穹徹智能の「随伴型データ収集」ソリューション
この意思決定システムを搭載した同社のロボットは、すでに薬局での本格導入が進んでいる。既存の保管棚を改修する必要はなく、わずか2.5平方メートルほどのスペースがあれば設置できる。店舗の受注システムに接続すれば、従来の環境を保ったまま安定して運用できる。

ロボットが自律的にルートを計画
薬局は、エンボディドAIの先行導入に最適な分野として期待が寄せられている。オンライン注文の処理プロセスは標準化が進んでおり、作業の大半を反復的なピッキングが占めているためだ。また、夜間の注文はまばらであるものの、スタッフを常駐させる必要があり、人件費の負担が大きいという側面もある。とはいえ、実際の作業環境は想像以上に複雑だ。扱う商品は数千種類にも上り、陳列が頻繁に変更されるほか、商品によってサイズも置き方も異なる。小さな眼軟膏やフックにつり下げられた体温計などの特殊な商品にも対応できるかどうかが、システムの実用性を測る重要なポイントとなる。

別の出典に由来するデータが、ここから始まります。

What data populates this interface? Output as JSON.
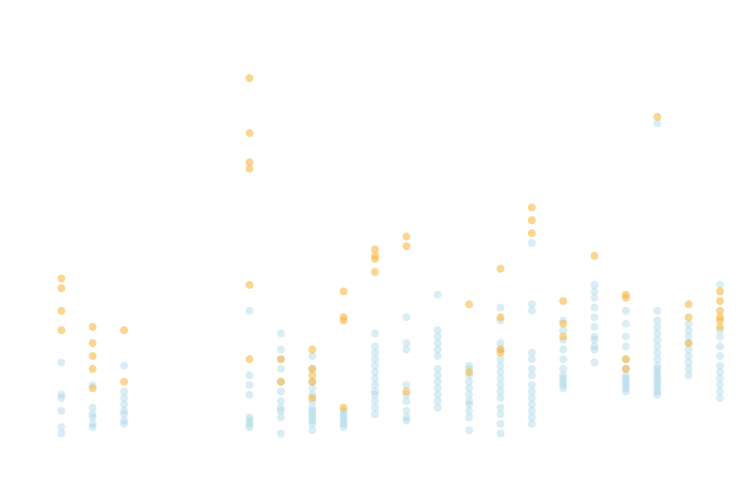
{
  "chart_data": {
    "type": "scatter",
    "title": "",
    "xlabel": "",
    "ylabel": "",
    "xlim": [
      0,
      22
    ],
    "ylim": [
      0,
      130
    ],
    "grid": false,
    "legend": "none",
    "colors": {
      "blue": "#aad7e6",
      "orange": "#f7b53b"
    },
    "series": [
      {
        "color_key": "blue",
        "points": [
          [
            1,
            2
          ],
          [
            1,
            4
          ],
          [
            1,
            9
          ],
          [
            1,
            13
          ],
          [
            1,
            14
          ],
          [
            1,
            24
          ],
          [
            2,
            4
          ],
          [
            2,
            5
          ],
          [
            2,
            7
          ],
          [
            2,
            8
          ],
          [
            2,
            10
          ],
          [
            2,
            17
          ],
          [
            3,
            5
          ],
          [
            3,
            6
          ],
          [
            3,
            8
          ],
          [
            3,
            9
          ],
          [
            3,
            11
          ],
          [
            3,
            13
          ],
          [
            3,
            15
          ],
          [
            3,
            23
          ],
          [
            7,
            4
          ],
          [
            7,
            5
          ],
          [
            7,
            6
          ],
          [
            7,
            7
          ],
          [
            7,
            14
          ],
          [
            7,
            17
          ],
          [
            7,
            20
          ],
          [
            7,
            40
          ],
          [
            8,
            2
          ],
          [
            8,
            7
          ],
          [
            8,
            9
          ],
          [
            8,
            10
          ],
          [
            8,
            12
          ],
          [
            8,
            15
          ],
          [
            8,
            18
          ],
          [
            8,
            22
          ],
          [
            8,
            25
          ],
          [
            8,
            28
          ],
          [
            8,
            33
          ],
          [
            9,
            3
          ],
          [
            9,
            5
          ],
          [
            9,
            6
          ],
          [
            9,
            7
          ],
          [
            9,
            8
          ],
          [
            9,
            9
          ],
          [
            9,
            10
          ],
          [
            9,
            12
          ],
          [
            9,
            14
          ],
          [
            9,
            16
          ],
          [
            9,
            18
          ],
          [
            9,
            22
          ],
          [
            9,
            26
          ],
          [
            10,
            4
          ],
          [
            10,
            5
          ],
          [
            10,
            6
          ],
          [
            10,
            7
          ],
          [
            10,
            8
          ],
          [
            10,
            9
          ],
          [
            11,
            8
          ],
          [
            11,
            10
          ],
          [
            11,
            12
          ],
          [
            11,
            14
          ],
          [
            11,
            15
          ],
          [
            11,
            17
          ],
          [
            11,
            19
          ],
          [
            11,
            21
          ],
          [
            11,
            23
          ],
          [
            11,
            25
          ],
          [
            11,
            27
          ],
          [
            11,
            29
          ],
          [
            11,
            33
          ],
          [
            12,
            6
          ],
          [
            12,
            7
          ],
          [
            12,
            9
          ],
          [
            12,
            12
          ],
          [
            12,
            14
          ],
          [
            12,
            17
          ],
          [
            12,
            28
          ],
          [
            12,
            30
          ],
          [
            12,
            38
          ],
          [
            13,
            10
          ],
          [
            13,
            12
          ],
          [
            13,
            14
          ],
          [
            13,
            16
          ],
          [
            13,
            18
          ],
          [
            13,
            20
          ],
          [
            13,
            22
          ],
          [
            13,
            26
          ],
          [
            13,
            28
          ],
          [
            13,
            30
          ],
          [
            13,
            32
          ],
          [
            13,
            34
          ],
          [
            13,
            45
          ],
          [
            14,
            3
          ],
          [
            14,
            7
          ],
          [
            14,
            9
          ],
          [
            14,
            11
          ],
          [
            14,
            12
          ],
          [
            14,
            14
          ],
          [
            14,
            16
          ],
          [
            14,
            18
          ],
          [
            14,
            20
          ],
          [
            14,
            22
          ],
          [
            14,
            23
          ],
          [
            15,
            2
          ],
          [
            15,
            5
          ],
          [
            15,
            8
          ],
          [
            15,
            10
          ],
          [
            15,
            13
          ],
          [
            15,
            15
          ],
          [
            15,
            17
          ],
          [
            15,
            19
          ],
          [
            15,
            21
          ],
          [
            15,
            23
          ],
          [
            15,
            25
          ],
          [
            15,
            28
          ],
          [
            15,
            30
          ],
          [
            15,
            37
          ],
          [
            15,
            41
          ],
          [
            16,
            5
          ],
          [
            16,
            7
          ],
          [
            16,
            9
          ],
          [
            16,
            11
          ],
          [
            16,
            13
          ],
          [
            16,
            15
          ],
          [
            16,
            17
          ],
          [
            16,
            20
          ],
          [
            16,
            22
          ],
          [
            16,
            25
          ],
          [
            16,
            27
          ],
          [
            16,
            40
          ],
          [
            16,
            42
          ],
          [
            16,
            61
          ],
          [
            17,
            16
          ],
          [
            17,
            17
          ],
          [
            17,
            18
          ],
          [
            17,
            19
          ],
          [
            17,
            20
          ],
          [
            17,
            22
          ],
          [
            17,
            25
          ],
          [
            17,
            28
          ],
          [
            17,
            31
          ],
          [
            17,
            34
          ],
          [
            17,
            37
          ],
          [
            18,
            24
          ],
          [
            18,
            28
          ],
          [
            18,
            29
          ],
          [
            18,
            31
          ],
          [
            18,
            32
          ],
          [
            18,
            35
          ],
          [
            18,
            38
          ],
          [
            18,
            41
          ],
          [
            18,
            44
          ],
          [
            18,
            46
          ],
          [
            18,
            48
          ],
          [
            19,
            15
          ],
          [
            19,
            16
          ],
          [
            19,
            17
          ],
          [
            19,
            18
          ],
          [
            19,
            19
          ],
          [
            19,
            20
          ],
          [
            19,
            22
          ],
          [
            19,
            25
          ],
          [
            19,
            29
          ],
          [
            19,
            32
          ],
          [
            19,
            36
          ],
          [
            19,
            40
          ],
          [
            20,
            14
          ],
          [
            20,
            15
          ],
          [
            20,
            16
          ],
          [
            20,
            17
          ],
          [
            20,
            18
          ],
          [
            20,
            19
          ],
          [
            20,
            20
          ],
          [
            20,
            21
          ],
          [
            20,
            22
          ],
          [
            20,
            23
          ],
          [
            20,
            25
          ],
          [
            20,
            27
          ],
          [
            20,
            29
          ],
          [
            20,
            31
          ],
          [
            20,
            33
          ],
          [
            20,
            35
          ],
          [
            20,
            37
          ],
          [
            20,
            40
          ],
          [
            20,
            98
          ],
          [
            21,
            20
          ],
          [
            21,
            22
          ],
          [
            21,
            24
          ],
          [
            21,
            26
          ],
          [
            21,
            28
          ],
          [
            21,
            30
          ],
          [
            21,
            32
          ],
          [
            21,
            34
          ],
          [
            21,
            36
          ],
          [
            22,
            13
          ],
          [
            22,
            15
          ],
          [
            22,
            17
          ],
          [
            22,
            19
          ],
          [
            22,
            21
          ],
          [
            22,
            23
          ],
          [
            22,
            26
          ],
          [
            22,
            29
          ],
          [
            22,
            32
          ],
          [
            22,
            34
          ],
          [
            22,
            48
          ]
        ]
      },
      {
        "color_key": "orange",
        "points": [
          [
            1,
            34
          ],
          [
            1,
            40
          ],
          [
            1,
            47
          ],
          [
            1,
            50
          ],
          [
            2,
            16
          ],
          [
            2,
            22
          ],
          [
            2,
            26
          ],
          [
            2,
            30
          ],
          [
            2,
            35
          ],
          [
            3,
            18
          ],
          [
            3,
            34
          ],
          [
            7,
            25
          ],
          [
            7,
            48
          ],
          [
            7,
            84
          ],
          [
            7,
            86
          ],
          [
            7,
            95
          ],
          [
            7,
            112
          ],
          [
            8,
            18
          ],
          [
            8,
            25
          ],
          [
            9,
            13
          ],
          [
            9,
            18
          ],
          [
            9,
            20
          ],
          [
            9,
            22
          ],
          [
            9,
            28
          ],
          [
            10,
            10
          ],
          [
            10,
            37
          ],
          [
            10,
            38
          ],
          [
            10,
            46
          ],
          [
            11,
            52
          ],
          [
            11,
            56
          ],
          [
            11,
            57
          ],
          [
            11,
            59
          ],
          [
            12,
            15
          ],
          [
            12,
            60
          ],
          [
            12,
            63
          ],
          [
            14,
            21
          ],
          [
            14,
            42
          ],
          [
            15,
            27
          ],
          [
            15,
            28
          ],
          [
            15,
            38
          ],
          [
            15,
            53
          ],
          [
            16,
            64
          ],
          [
            16,
            68
          ],
          [
            16,
            72
          ],
          [
            17,
            32
          ],
          [
            17,
            36
          ],
          [
            17,
            43
          ],
          [
            18,
            57
          ],
          [
            19,
            22
          ],
          [
            19,
            25
          ],
          [
            19,
            44
          ],
          [
            19,
            45
          ],
          [
            20,
            100
          ],
          [
            21,
            30
          ],
          [
            21,
            38
          ],
          [
            21,
            42
          ],
          [
            22,
            35
          ],
          [
            22,
            37
          ],
          [
            22,
            38
          ],
          [
            22,
            40
          ],
          [
            22,
            43
          ],
          [
            22,
            46
          ]
        ]
      }
    ]
  }
}
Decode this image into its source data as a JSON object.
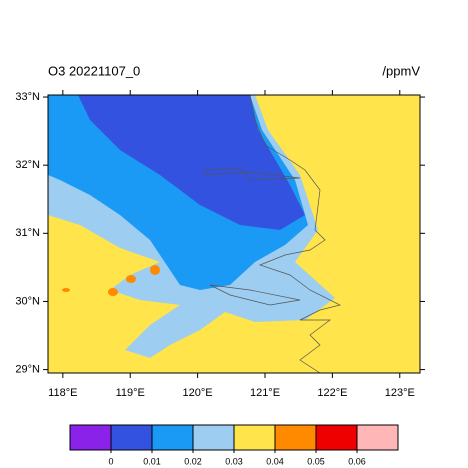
{
  "chart_data": {
    "type": "contour",
    "title": "O3 20221107_0",
    "units": "/ppmV",
    "xlim": [
      117.78,
      123.3
    ],
    "ylim": [
      28.95,
      33.03
    ],
    "xticks": [
      {
        "value": 118,
        "label": "118°E"
      },
      {
        "value": 119,
        "label": "119°E"
      },
      {
        "value": 120,
        "label": "120°E"
      },
      {
        "value": 121,
        "label": "121°E"
      },
      {
        "value": 122,
        "label": "122°E"
      },
      {
        "value": 123,
        "label": "123°E"
      }
    ],
    "yticks": [
      {
        "value": 29,
        "label": "29°N"
      },
      {
        "value": 30,
        "label": "30°N"
      },
      {
        "value": 31,
        "label": "31°N"
      },
      {
        "value": 32,
        "label": "32°N"
      },
      {
        "value": 33,
        "label": "33°N"
      }
    ],
    "levels": [
      0,
      0.01,
      0.02,
      0.03,
      0.04,
      0.05,
      0.06
    ],
    "colors": [
      "#8a22ea",
      "#3352e0",
      "#1b9af5",
      "#9dcdf0",
      "#ffe44b",
      "#ff8a00",
      "#ee0000",
      "#ffb6b6"
    ]
  }
}
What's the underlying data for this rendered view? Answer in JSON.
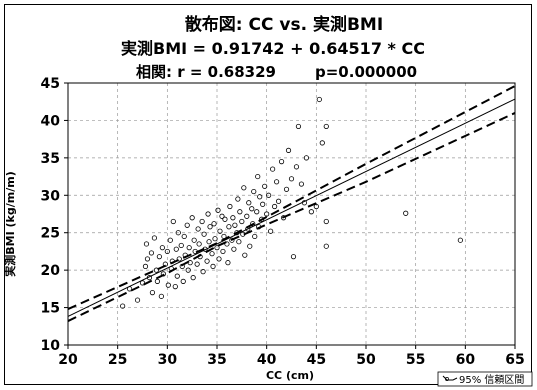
{
  "chart_data": {
    "type": "scatter",
    "title": "散布図: CC vs. 実測BMI",
    "equation": "実測BMI = 0.91742 + 0.64517 * CC",
    "correlation_label": "相関: r = 0.68329",
    "p_label": "p=0.000000",
    "xlabel": "CC (cm)",
    "ylabel": "実測BMI (kg/m/m)",
    "xlim": [
      20,
      65
    ],
    "ylim": [
      10,
      45
    ],
    "x_ticks": [
      20,
      25,
      30,
      35,
      40,
      45,
      50,
      55,
      60,
      65
    ],
    "y_ticks": [
      10,
      15,
      20,
      25,
      30,
      35,
      40,
      45
    ],
    "grid": true,
    "regression": {
      "intercept": 0.91742,
      "slope": 0.64517
    },
    "confidence_band": [
      {
        "x": 20,
        "lower": 13.2,
        "upper": 14.8
      },
      {
        "x": 30,
        "lower": 19.6,
        "upper": 20.7
      },
      {
        "x": 35,
        "lower": 23.2,
        "upper": 23.6
      },
      {
        "x": 40,
        "lower": 26.1,
        "upper": 27.1
      },
      {
        "x": 50,
        "lower": 31.8,
        "upper": 34.2
      },
      {
        "x": 65,
        "lower": 41.0,
        "upper": 44.6
      }
    ],
    "legend": "95% 信頼区間",
    "points": [
      [
        25.5,
        15.2
      ],
      [
        26.2,
        17.5
      ],
      [
        27.0,
        16.0
      ],
      [
        27.5,
        18.3
      ],
      [
        27.8,
        20.5
      ],
      [
        27.9,
        23.5
      ],
      [
        28.0,
        21.5
      ],
      [
        28.2,
        19.0
      ],
      [
        28.4,
        22.3
      ],
      [
        28.5,
        17.0
      ],
      [
        28.7,
        24.3
      ],
      [
        28.9,
        20.0
      ],
      [
        29.0,
        18.5
      ],
      [
        29.2,
        21.8
      ],
      [
        29.4,
        16.5
      ],
      [
        29.5,
        23.0
      ],
      [
        29.6,
        19.5
      ],
      [
        29.8,
        20.8
      ],
      [
        30.0,
        22.5
      ],
      [
        30.1,
        18.0
      ],
      [
        30.3,
        24.0
      ],
      [
        30.4,
        20.2
      ],
      [
        30.5,
        21.2
      ],
      [
        30.6,
        26.5
      ],
      [
        30.8,
        17.8
      ],
      [
        30.9,
        22.8
      ],
      [
        31.0,
        19.2
      ],
      [
        31.1,
        25.0
      ],
      [
        31.2,
        21.5
      ],
      [
        31.4,
        23.3
      ],
      [
        31.5,
        20.5
      ],
      [
        31.6,
        18.5
      ],
      [
        31.7,
        24.5
      ],
      [
        31.8,
        22.0
      ],
      [
        32.0,
        26.0
      ],
      [
        32.1,
        20.0
      ],
      [
        32.2,
        23.0
      ],
      [
        32.3,
        21.0
      ],
      [
        32.5,
        27.0
      ],
      [
        32.6,
        19.0
      ],
      [
        32.7,
        24.0
      ],
      [
        32.8,
        22.5
      ],
      [
        33.0,
        20.8
      ],
      [
        33.1,
        25.5
      ],
      [
        33.2,
        23.5
      ],
      [
        33.3,
        21.8
      ],
      [
        33.5,
        26.5
      ],
      [
        33.6,
        19.8
      ],
      [
        33.7,
        24.8
      ],
      [
        33.8,
        22.8
      ],
      [
        34.0,
        21.2
      ],
      [
        34.1,
        27.5
      ],
      [
        34.2,
        23.8
      ],
      [
        34.3,
        25.8
      ],
      [
        34.5,
        22.2
      ],
      [
        34.6,
        20.5
      ],
      [
        34.7,
        26.2
      ],
      [
        34.8,
        24.2
      ],
      [
        35.0,
        23.0
      ],
      [
        35.1,
        28.0
      ],
      [
        35.2,
        21.5
      ],
      [
        35.3,
        25.2
      ],
      [
        35.5,
        27.2
      ],
      [
        35.6,
        22.5
      ],
      [
        35.7,
        24.5
      ],
      [
        35.8,
        26.8
      ],
      [
        36.0,
        23.5
      ],
      [
        36.1,
        21.0
      ],
      [
        36.2,
        25.8
      ],
      [
        36.3,
        28.5
      ],
      [
        36.5,
        24.0
      ],
      [
        36.6,
        27.0
      ],
      [
        36.7,
        22.8
      ],
      [
        36.8,
        26.0
      ],
      [
        37.0,
        25.0
      ],
      [
        37.1,
        29.5
      ],
      [
        37.2,
        23.8
      ],
      [
        37.3,
        27.8
      ],
      [
        37.5,
        26.5
      ],
      [
        37.6,
        24.8
      ],
      [
        37.7,
        31.0
      ],
      [
        37.8,
        22.0
      ],
      [
        38.0,
        27.2
      ],
      [
        38.1,
        25.5
      ],
      [
        38.2,
        29.0
      ],
      [
        38.3,
        23.2
      ],
      [
        38.5,
        28.2
      ],
      [
        38.6,
        26.2
      ],
      [
        38.7,
        30.5
      ],
      [
        38.8,
        24.5
      ],
      [
        39.0,
        27.8
      ],
      [
        39.1,
        32.5
      ],
      [
        39.2,
        25.8
      ],
      [
        39.3,
        29.8
      ],
      [
        39.5,
        26.8
      ],
      [
        39.6,
        28.8
      ],
      [
        39.8,
        31.2
      ],
      [
        40.0,
        27.5
      ],
      [
        40.2,
        30.0
      ],
      [
        40.4,
        25.2
      ],
      [
        40.6,
        33.5
      ],
      [
        40.8,
        28.5
      ],
      [
        41.0,
        31.8
      ],
      [
        41.2,
        29.2
      ],
      [
        41.5,
        34.5
      ],
      [
        41.7,
        27.0
      ],
      [
        42.0,
        30.8
      ],
      [
        42.2,
        36.0
      ],
      [
        42.5,
        32.2
      ],
      [
        42.7,
        21.8
      ],
      [
        43.0,
        33.8
      ],
      [
        43.2,
        39.2
      ],
      [
        43.5,
        31.5
      ],
      [
        43.8,
        29.0
      ],
      [
        44.0,
        35.0
      ],
      [
        44.5,
        27.8
      ],
      [
        45.0,
        28.5
      ],
      [
        45.3,
        42.8
      ],
      [
        45.6,
        37.0
      ],
      [
        46.0,
        39.2
      ],
      [
        46.0,
        26.5
      ],
      [
        46.0,
        23.2
      ],
      [
        54.0,
        27.6
      ],
      [
        59.5,
        24.0
      ]
    ]
  }
}
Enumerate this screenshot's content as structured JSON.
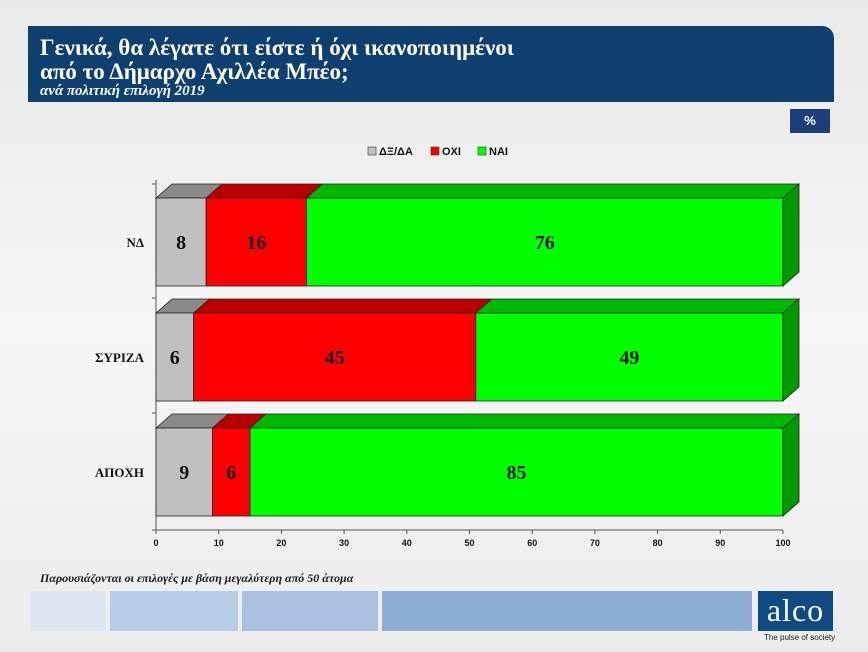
{
  "header": {
    "title_line1": "Γενικά, θα λέγατε ότι είστε ή όχι ικανοποιημένοι",
    "title_line2": "από το Δήμαρχο Αχιλλέα Μπέο;",
    "subtitle": "ανά πολιτική επιλογή  2019"
  },
  "badge": "%",
  "chart_data": {
    "type": "bar",
    "orientation": "horizontal",
    "stacked": true,
    "categories": [
      "ΝΔ",
      "ΣΥΡΙΖΑ",
      "ΑΠΟΧΗ"
    ],
    "series": [
      {
        "name": "ΔΞ/ΔΑ",
        "color": "#c0c0c0",
        "values": [
          8,
          6,
          9
        ]
      },
      {
        "name": "ΟΧΙ",
        "color": "#ff0000",
        "values": [
          16,
          45,
          6
        ]
      },
      {
        "name": "ΝΑΙ",
        "color": "#00ff00",
        "values": [
          76,
          49,
          85
        ]
      }
    ],
    "xlim": [
      0,
      100
    ],
    "xticks": [
      0,
      10,
      20,
      30,
      40,
      50,
      60,
      70,
      80,
      90,
      100
    ],
    "legend_position": "top-center",
    "style": "3d"
  },
  "footnote": "Παρουσιάζονται οι επιλογές με βάση μεγαλύτερη από 50 άτομα",
  "logo": {
    "text": "alco",
    "tagline": "The pulse of society",
    "color": "#0f4a82"
  }
}
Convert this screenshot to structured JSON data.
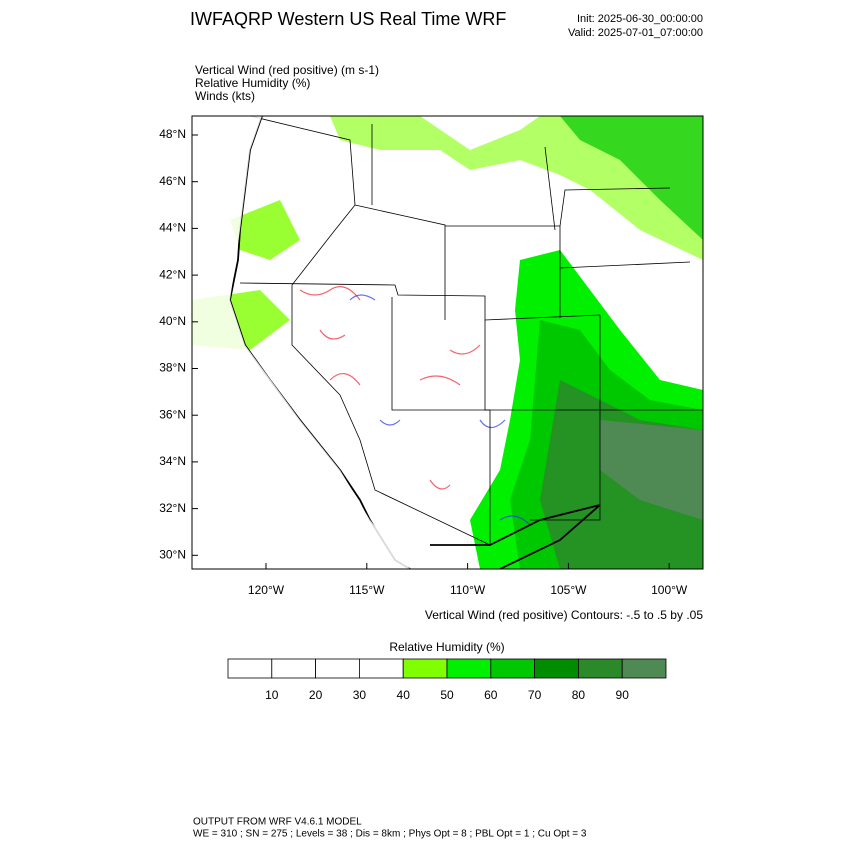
{
  "header": {
    "title": "IWFAQRP Western US Real Time WRF",
    "init": "Init: 2025-06-30_00:00:00",
    "valid": "Valid: 2025-07-01_07:00:00"
  },
  "fields": [
    "Vertical Wind (red positive)   (m s-1)",
    "Relative Humidity   (%)",
    "Winds   (kts)"
  ],
  "map": {
    "lat_labels": [
      "48°N",
      "46°N",
      "44°N",
      "42°N",
      "40°N",
      "38°N",
      "36°N",
      "34°N",
      "32°N",
      "30°N"
    ],
    "lon_labels": [
      "120°W",
      "115°W",
      "110°W",
      "105°W",
      "100°W"
    ],
    "contour_note": "Vertical Wind (red positive) Contours: -.5 to .5 by .05"
  },
  "colorbar": {
    "title": "Relative Humidity  (%)",
    "labels": [
      "10",
      "20",
      "30",
      "40",
      "50",
      "60",
      "70",
      "80",
      "90"
    ],
    "colors": [
      "#ffffff",
      "#ffffff",
      "#ffffff",
      "#ffffff",
      "#7fff00",
      "#00f000",
      "#00c800",
      "#008c00",
      "#2a8a2a",
      "#4f8a55"
    ]
  },
  "footer": {
    "line1": "OUTPUT FROM WRF V4.6.1 MODEL",
    "line2": "WE = 310 ; SN = 275 ; Levels = 38 ; Dis = 8km ; Phys Opt = 8 ; PBL Opt = 1 ; Cu Opt = 3"
  }
}
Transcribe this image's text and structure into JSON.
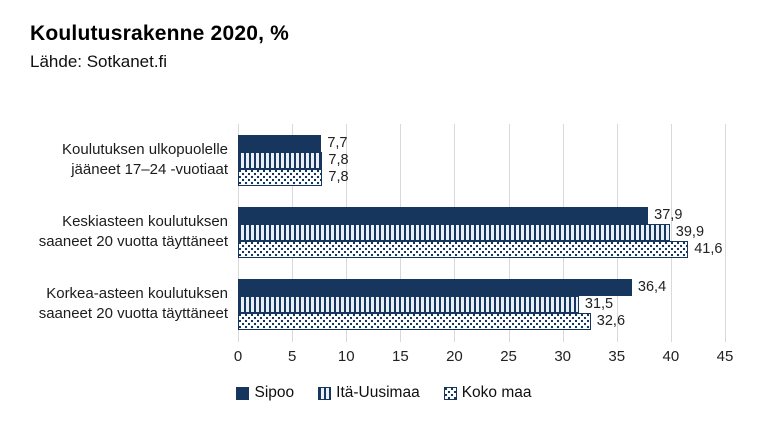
{
  "header": {
    "title": "Koulutusrakenne 2020, %",
    "source": "Lähde: Sotkanet.fi"
  },
  "colors": {
    "navy": "#17365D",
    "gridline": "#d9d9d9",
    "pattern_light": "#e9eff8",
    "background": "#ffffff"
  },
  "chart_data": {
    "type": "bar",
    "orientation": "horizontal",
    "title": "Koulutusrakenne 2020, %",
    "subtitle": "Lähde: Sotkanet.fi",
    "categories": [
      "Koulutuksen ulkopuolelle jääneet 17–24 -vuotiaat",
      "Keskiasteen koulutuksen saaneet 20 vuotta täyttäneet",
      "Korkea-asteen koulutuksen saaneet 20 vuotta täyttäneet"
    ],
    "series": [
      {
        "name": "Sipoo",
        "pattern": "solid",
        "values": [
          7.7,
          37.9,
          36.4
        ]
      },
      {
        "name": "Itä-Uusimaa",
        "pattern": "vertical-stripes",
        "values": [
          7.8,
          39.9,
          31.5
        ]
      },
      {
        "name": "Koko maa",
        "pattern": "dots",
        "values": [
          7.8,
          41.6,
          32.6
        ]
      }
    ],
    "value_label_decimal_separator": ",",
    "xlim": [
      0,
      45
    ],
    "xticks": [
      0,
      5,
      10,
      15,
      20,
      25,
      30,
      35,
      40,
      45
    ],
    "grid": true,
    "legend_position": "bottom"
  }
}
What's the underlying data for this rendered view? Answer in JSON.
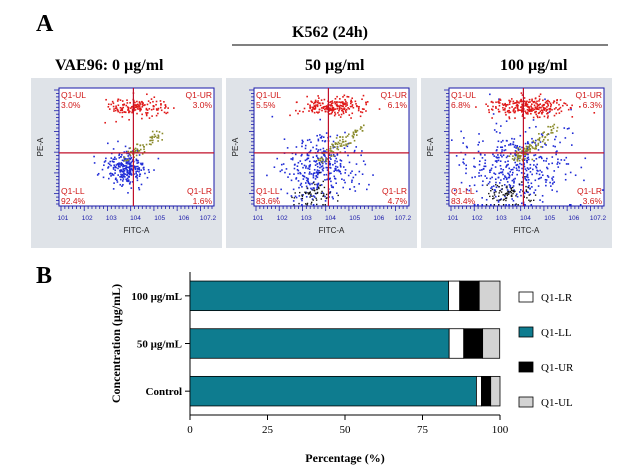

穹徹智能は、エンボディドAIの商用化で鍵を握るのは、基盤モデルの性能向上というよりも、実環境で生じる多様なエッジケースを解決することだと指摘する。現在、複数の大手薬局チェーンと提携を結んでおり、商用展開の段階に入っている。受注台数はすでに1000台規模に達した。

薬局で作業するロボット
今回の資金を活用し、汎用性と意思決定能力の高いエンボディドAI向け基盤モデルの開発・改良を一段と強化する。あわせて、小売りやホテルサービスなどの現場で、エンボディドAIの導入を加速させる方針だ。
*1元=約24円で計算しています。